Very few remember and even fewer have seen Separate Tables, the 1958 parlor drama with Burt Lancaster, Rita Hayworth, David Niven, Deborah Kerr and Wendy Hiller. And yet this constipated, dialogue-driven film, directed by Delbert Mann (Marty) and based on a pair of one-act plays by Terence Rattigan, was nominated for seven Oscars (Best Picture, Best Actress (Kerr), Best Adapted Screenplay, Best Cinematography (Black and White), and Best Dramatic or Comedy Score) and won two (Niven for Best Actor, Hiller for Best Supporting Actress).

Separate Tables is exactly the kind of solemn, stiff-necked talkfest that was often regarded as Oscar bait in the mid-to-late ’50s. Decorum and public appearances undermined by dark secrets and notions of perverse sexuality, etc. Shudder! Erections and dampenings that dare not speak their name, or words to that effect.

Talk about “a long time ago in a galaxy far, far away,” etc. Two years before Separate Tables appeared a creepy, low-budget sci-fi thriller called Invasion of the Body Snatchers opened and was promptly ignored by the highbrows. Four years earlier (in ’54) The Creature From The Black Lagoon was greeted with similar indifference if not disdain. Today a pair of direct descendants, Get Out and The Shape of Water, are Best Picture nominees, and there’s a better-than-even (though admittedly dwindling) chance that Shape will take the Big Prize.

Yesterday I received a hilarious, spot-on essay by the great David Thomson — about Separate Tables initially, but also about how the appeal and some of the “Academy inflation” of this 60-year-old film are echoed in I, Tonya and Three Billboards outside Ebbing, Missouri.

Consider this excerpt especially: “About fifteen minutes into I Tonya, on being bowled over by the vicious hangdog look of Allison Janney’s mother, the toxic lines slipping like smoke from the fag on her lips, I was ready to give her the supporting actress Oscar on the spot.
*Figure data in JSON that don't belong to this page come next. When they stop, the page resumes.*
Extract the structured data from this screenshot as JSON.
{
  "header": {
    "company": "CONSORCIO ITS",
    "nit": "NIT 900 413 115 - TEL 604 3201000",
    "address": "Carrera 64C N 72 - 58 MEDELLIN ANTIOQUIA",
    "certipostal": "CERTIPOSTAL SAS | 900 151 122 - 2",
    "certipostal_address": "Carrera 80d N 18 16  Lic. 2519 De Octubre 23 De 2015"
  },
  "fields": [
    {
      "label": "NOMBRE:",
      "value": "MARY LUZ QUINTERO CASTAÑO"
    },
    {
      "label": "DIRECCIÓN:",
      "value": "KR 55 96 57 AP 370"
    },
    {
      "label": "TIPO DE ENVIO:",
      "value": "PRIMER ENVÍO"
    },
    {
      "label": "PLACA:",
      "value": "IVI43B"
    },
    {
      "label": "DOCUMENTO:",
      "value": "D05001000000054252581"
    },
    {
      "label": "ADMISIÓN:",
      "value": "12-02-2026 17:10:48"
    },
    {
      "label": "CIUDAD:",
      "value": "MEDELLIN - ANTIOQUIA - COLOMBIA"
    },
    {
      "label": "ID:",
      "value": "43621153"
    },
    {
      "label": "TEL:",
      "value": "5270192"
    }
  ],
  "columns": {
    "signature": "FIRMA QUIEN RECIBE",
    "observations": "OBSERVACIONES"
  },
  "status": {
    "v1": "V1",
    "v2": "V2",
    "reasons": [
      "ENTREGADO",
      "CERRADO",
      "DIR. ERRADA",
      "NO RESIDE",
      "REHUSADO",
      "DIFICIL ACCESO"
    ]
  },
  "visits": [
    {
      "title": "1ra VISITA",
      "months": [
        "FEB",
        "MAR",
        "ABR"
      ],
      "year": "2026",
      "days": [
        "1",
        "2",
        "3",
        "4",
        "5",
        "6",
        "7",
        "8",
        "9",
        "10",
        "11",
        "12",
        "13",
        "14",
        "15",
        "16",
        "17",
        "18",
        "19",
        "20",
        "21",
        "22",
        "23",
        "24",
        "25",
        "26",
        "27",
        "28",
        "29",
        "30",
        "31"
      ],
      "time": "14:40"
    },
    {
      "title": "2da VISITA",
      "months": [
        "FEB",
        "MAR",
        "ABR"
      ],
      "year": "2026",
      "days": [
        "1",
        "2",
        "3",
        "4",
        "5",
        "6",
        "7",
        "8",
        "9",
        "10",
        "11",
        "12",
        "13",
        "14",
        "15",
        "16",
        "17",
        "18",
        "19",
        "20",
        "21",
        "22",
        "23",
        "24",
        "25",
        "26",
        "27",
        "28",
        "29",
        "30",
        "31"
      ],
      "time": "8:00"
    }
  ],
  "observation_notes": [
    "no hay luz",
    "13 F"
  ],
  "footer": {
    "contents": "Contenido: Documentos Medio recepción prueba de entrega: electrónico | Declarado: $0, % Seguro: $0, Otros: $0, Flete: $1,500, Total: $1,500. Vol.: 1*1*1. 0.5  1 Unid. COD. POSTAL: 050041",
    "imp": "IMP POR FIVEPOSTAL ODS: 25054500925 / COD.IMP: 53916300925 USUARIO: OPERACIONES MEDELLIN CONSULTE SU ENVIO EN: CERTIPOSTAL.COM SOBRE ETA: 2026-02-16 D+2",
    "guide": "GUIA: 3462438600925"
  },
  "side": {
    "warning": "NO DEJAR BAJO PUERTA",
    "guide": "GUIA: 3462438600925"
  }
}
Twenty minutes later I was bored with her because she was still doing the same bitter schtick. She’s an act, a show-stopper, the sort of hag who would get a round of applause as she appears on-stage, severing any prospect of dramatic truth.

“It’s not that Janney is less than skilled, or hasn’t paid her dues for decades. She’s a clever old pro so give her the Oscar. But let’s abandon the myth that she is presenting a real ‘deplorable’ instead of saying, ‘Aren’t deplorables a riot?'”
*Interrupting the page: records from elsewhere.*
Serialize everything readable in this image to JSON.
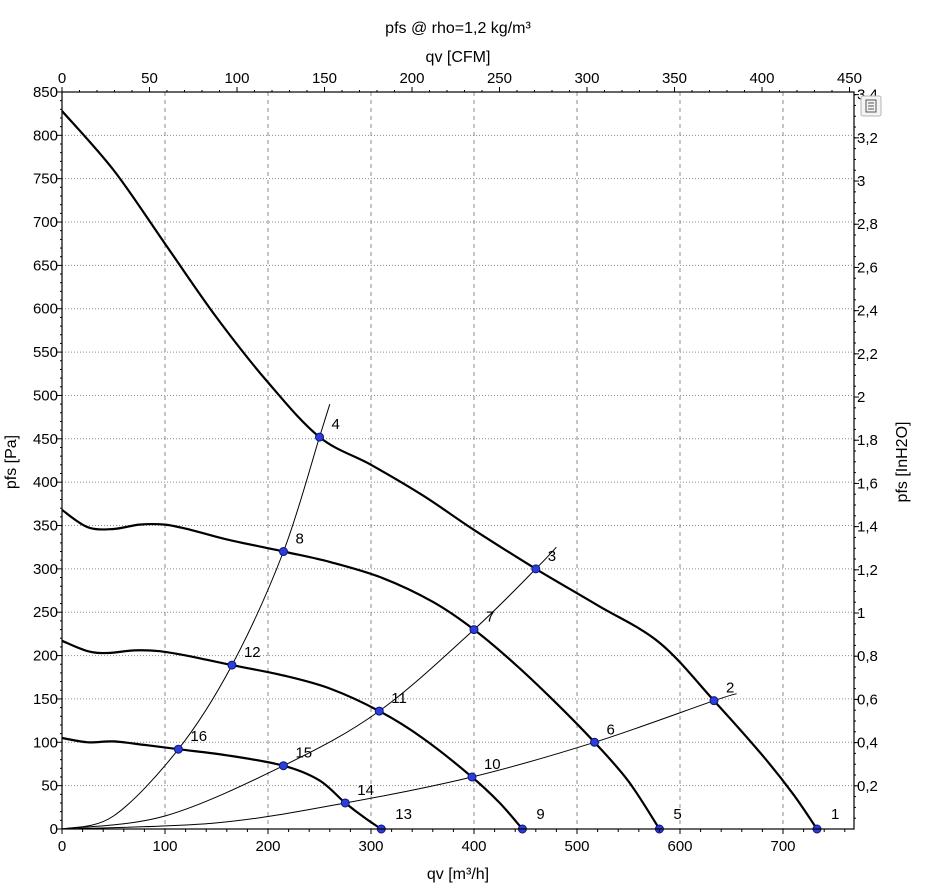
{
  "chart_data": {
    "type": "line",
    "title": "pfs @ rho=1,2 kg/m³",
    "xlabel": "qv [m³/h]",
    "ylabel": "pfs [Pa]",
    "x2label": "qv [CFM]",
    "y2label": "pfs [InH2O]",
    "xlim": [
      0,
      770
    ],
    "ylim": [
      0,
      850
    ],
    "x_ticks": [
      0,
      100,
      200,
      300,
      400,
      500,
      600,
      700
    ],
    "y_ticks": [
      0,
      50,
      100,
      150,
      200,
      250,
      300,
      350,
      400,
      450,
      500,
      550,
      600,
      650,
      700,
      750,
      800,
      850
    ],
    "x2_ticks": [
      "0",
      "50",
      "100",
      "150",
      "200",
      "250",
      "300",
      "350",
      "400",
      "450"
    ],
    "y2_ticks": [
      "0,2",
      "0,4",
      "0,6",
      "0,8",
      "1",
      "1,2",
      "1,4",
      "1,6",
      "1,8",
      "2",
      "2,2",
      "2,4",
      "2,6",
      "2,8",
      "3",
      "3,2",
      "3,4"
    ],
    "grid": true,
    "series": [
      {
        "points": [
          [
            0,
            828
          ],
          [
            50,
            760
          ],
          [
            100,
            675
          ],
          [
            150,
            590
          ],
          [
            200,
            515
          ],
          [
            250,
            452
          ],
          [
            300,
            420
          ],
          [
            350,
            385
          ],
          [
            400,
            345
          ],
          [
            460,
            300
          ],
          [
            520,
            258
          ],
          [
            580,
            215
          ],
          [
            633,
            148
          ],
          [
            680,
            85
          ],
          [
            710,
            40
          ],
          [
            733,
            0
          ]
        ]
      },
      {
        "points": [
          [
            0,
            368
          ],
          [
            25,
            348
          ],
          [
            50,
            346
          ],
          [
            75,
            351
          ],
          [
            100,
            351
          ],
          [
            125,
            345
          ],
          [
            160,
            334
          ],
          [
            215,
            320
          ],
          [
            260,
            308
          ],
          [
            310,
            290
          ],
          [
            360,
            262
          ],
          [
            400,
            230
          ],
          [
            440,
            190
          ],
          [
            480,
            145
          ],
          [
            517,
            100
          ],
          [
            550,
            55
          ],
          [
            580,
            0
          ]
        ]
      },
      {
        "points": [
          [
            0,
            217
          ],
          [
            25,
            205
          ],
          [
            45,
            203
          ],
          [
            70,
            206
          ],
          [
            95,
            205
          ],
          [
            125,
            199
          ],
          [
            165,
            189
          ],
          [
            215,
            177
          ],
          [
            260,
            162
          ],
          [
            308,
            136
          ],
          [
            350,
            105
          ],
          [
            398,
            60
          ],
          [
            425,
            30
          ],
          [
            447,
            0
          ]
        ]
      },
      {
        "points": [
          [
            0,
            105
          ],
          [
            25,
            100
          ],
          [
            50,
            101
          ],
          [
            80,
            97
          ],
          [
            113,
            92
          ],
          [
            160,
            85
          ],
          [
            215,
            73
          ],
          [
            250,
            56
          ],
          [
            275,
            30
          ],
          [
            295,
            12
          ],
          [
            310,
            0
          ]
        ]
      }
    ],
    "system_curves": [
      {
        "points": [
          [
            0,
            0
          ],
          [
            50,
            15
          ],
          [
            113,
            92
          ],
          [
            165,
            189
          ],
          [
            215,
            320
          ],
          [
            250,
            452
          ],
          [
            260,
            490
          ]
        ]
      },
      {
        "points": [
          [
            0,
            0
          ],
          [
            100,
            15
          ],
          [
            215,
            73
          ],
          [
            308,
            136
          ],
          [
            400,
            230
          ],
          [
            460,
            300
          ],
          [
            480,
            325
          ]
        ]
      },
      {
        "points": [
          [
            0,
            0
          ],
          [
            150,
            7
          ],
          [
            275,
            30
          ],
          [
            398,
            60
          ],
          [
            517,
            100
          ],
          [
            633,
            148
          ],
          [
            655,
            156
          ]
        ]
      }
    ],
    "operating_points": [
      {
        "label": "1",
        "x": 733,
        "y": 0
      },
      {
        "label": "2",
        "x": 633,
        "y": 148
      },
      {
        "label": "3",
        "x": 460,
        "y": 300
      },
      {
        "label": "4",
        "x": 250,
        "y": 452
      },
      {
        "label": "5",
        "x": 580,
        "y": 0
      },
      {
        "label": "6",
        "x": 517,
        "y": 100
      },
      {
        "label": "7",
        "x": 400,
        "y": 230
      },
      {
        "label": "8",
        "x": 215,
        "y": 320
      },
      {
        "label": "9",
        "x": 447,
        "y": 0
      },
      {
        "label": "10",
        "x": 398,
        "y": 60
      },
      {
        "label": "11",
        "x": 308,
        "y": 136
      },
      {
        "label": "12",
        "x": 165,
        "y": 189
      },
      {
        "label": "13",
        "x": 310,
        "y": 0
      },
      {
        "label": "14",
        "x": 275,
        "y": 30
      },
      {
        "label": "15",
        "x": 215,
        "y": 73
      },
      {
        "label": "16",
        "x": 113,
        "y": 92
      }
    ]
  }
}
Here’s the whole brilliant piece (the first 17 paragraphs about Separate Tables, and the rest about Janney and Margot Robbie in I, Tonya and McDormand in Three Billboards):

“I found myself watching Separate Tables on Turner Classic Movies. There it was, offered with the seemingly unassailable claim that it had been nominated for Best Picture in 1958 along with six other nominations. It even had two wins, and I remembered that one of them was for David Niven playing a bogus Major. I had seen the film in 1958 and flinched at it even then (the bogus business was all fusspot), in a year that included Vertigo, Touch of Evil, Bonjour Tristesse, Man of the West, The Tarnished Angels and many others that still seem of value.